The 15th District is located in the Rio Grande Valley.
De La Cruz, who in 2020 unsuccessfully ran to represent the district, was endorsed by Trump.
Democrat Michelle Vallejo was defeated by Republican Monica De La Cruz in Texas' 15th Congressional District.
Polls closed in the state at 7 p.m. local time. Given the state has multiple timezones, the first polls closed at 8 p.m. EST and the last polls closed at 9 p.m. EST.
Texas' 15th Congressional District candidates
Vallejo is a small business owner and co-founder of two organizations designed for community leaders and minority women in business. Most recently, she worked as an oral historian to transcribe interviews conducted with parents and children separated at the border.
After finishing second in the Democratic primary, Vallejo faced off against first-place finisher, Ruben Ramirez, in the primary runoff and narrowly defeated him — by just over 30 votes.
De La Cruz, Vallejo's opponent, is a small business owner and insurance agent. She was the Republican nominee in the 15th Congressional District in 2020 but lost in the general election to Rep. Vicente Gonzalez by just under 3 percentage points.
Gonzalez, who currently represents the 15th Congressional District, ran for reelection in the safer 34th Congressional District following Texas' redistricting process, which made the 15th District more competitive.
De La Cruz was endorsed by President Donald Trump, House Minority Leader Kevin McCarthy, and Sen. Ted Cruz, and received over half of the vote this year in the nine-candidate Republican primary.
Voting history for Texas' 15th Congressional District
Texas' 15th Congressional District is located in the Rio Grande Valley and runs from Guadalupe County east of San Antonio to the Mexican border in Hidalgo County.
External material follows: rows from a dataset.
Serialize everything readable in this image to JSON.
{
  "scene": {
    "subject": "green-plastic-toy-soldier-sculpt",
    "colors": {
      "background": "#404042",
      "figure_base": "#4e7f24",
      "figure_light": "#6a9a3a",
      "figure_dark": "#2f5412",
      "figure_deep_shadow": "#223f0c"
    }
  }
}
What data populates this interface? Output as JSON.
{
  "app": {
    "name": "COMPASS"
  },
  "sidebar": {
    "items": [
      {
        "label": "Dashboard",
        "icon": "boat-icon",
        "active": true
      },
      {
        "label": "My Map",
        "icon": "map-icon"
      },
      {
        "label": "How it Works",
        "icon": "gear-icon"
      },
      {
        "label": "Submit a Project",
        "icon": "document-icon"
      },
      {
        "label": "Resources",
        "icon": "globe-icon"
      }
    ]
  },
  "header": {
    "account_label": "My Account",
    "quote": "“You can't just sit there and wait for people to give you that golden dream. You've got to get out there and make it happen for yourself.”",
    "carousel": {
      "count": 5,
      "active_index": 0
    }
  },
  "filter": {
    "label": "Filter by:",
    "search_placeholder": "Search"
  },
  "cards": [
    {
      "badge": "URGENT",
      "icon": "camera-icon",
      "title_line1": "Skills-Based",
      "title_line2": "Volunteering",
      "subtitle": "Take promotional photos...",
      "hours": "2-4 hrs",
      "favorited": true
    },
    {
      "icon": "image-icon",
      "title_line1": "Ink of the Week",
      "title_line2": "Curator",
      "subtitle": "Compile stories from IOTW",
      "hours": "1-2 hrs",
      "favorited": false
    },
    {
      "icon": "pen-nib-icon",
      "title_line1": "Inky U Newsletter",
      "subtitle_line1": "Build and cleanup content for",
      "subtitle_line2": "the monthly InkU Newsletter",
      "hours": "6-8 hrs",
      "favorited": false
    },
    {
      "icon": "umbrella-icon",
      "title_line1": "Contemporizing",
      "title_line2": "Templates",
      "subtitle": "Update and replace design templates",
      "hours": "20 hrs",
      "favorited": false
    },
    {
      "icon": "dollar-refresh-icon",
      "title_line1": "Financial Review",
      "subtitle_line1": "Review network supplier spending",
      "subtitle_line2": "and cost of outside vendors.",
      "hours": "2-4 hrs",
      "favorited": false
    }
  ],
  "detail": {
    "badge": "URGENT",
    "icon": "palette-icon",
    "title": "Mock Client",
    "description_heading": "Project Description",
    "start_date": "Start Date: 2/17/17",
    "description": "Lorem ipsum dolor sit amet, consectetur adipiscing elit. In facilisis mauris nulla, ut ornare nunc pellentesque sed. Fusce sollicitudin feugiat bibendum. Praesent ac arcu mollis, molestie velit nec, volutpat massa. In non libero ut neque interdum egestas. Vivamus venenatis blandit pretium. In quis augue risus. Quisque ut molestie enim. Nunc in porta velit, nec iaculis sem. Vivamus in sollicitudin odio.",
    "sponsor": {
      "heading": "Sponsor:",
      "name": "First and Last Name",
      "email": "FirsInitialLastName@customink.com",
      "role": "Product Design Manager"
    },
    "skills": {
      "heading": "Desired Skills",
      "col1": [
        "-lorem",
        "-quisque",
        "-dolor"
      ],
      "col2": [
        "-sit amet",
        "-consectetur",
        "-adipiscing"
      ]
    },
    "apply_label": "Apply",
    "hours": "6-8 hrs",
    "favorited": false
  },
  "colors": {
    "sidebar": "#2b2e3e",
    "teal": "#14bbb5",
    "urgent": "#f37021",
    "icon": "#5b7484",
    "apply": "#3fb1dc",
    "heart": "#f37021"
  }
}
President Joe Biden had a 2 percentage point margin of victory over Trump under the district's previous boundaries in 2020. The decennial redistricting process following the 2020 Census gave Republicans an edge in the newly drawn district.
The money race
According to OpenSecrets, Vallejo had raised more than $1.9 million, spent almost $1.8 million, and had $158,000 on hand, as of October 19. Her opponent, De La Cruz, had raised more than $4.2 million, spent more than $3.6 million, and had $592,000 cash on hand.
As of late October, several dozen super PACs, national party committees, politically active nonprofits, and other non-candidate groups had together spent more than $4.4 million to advocate for or against candidates in this race, including during the race's primary phase. The National Republican Congressional Committee alone accounted for about one-third of that spending.
What experts say
The race between Vallejo and De La Cruz was rated as "lean Republican" by Inside Elections, "likely Republican" by The Cook Political Report, and "likely Republican" by Sabato's Crystal Ball at the University of Virginia Center for Politics.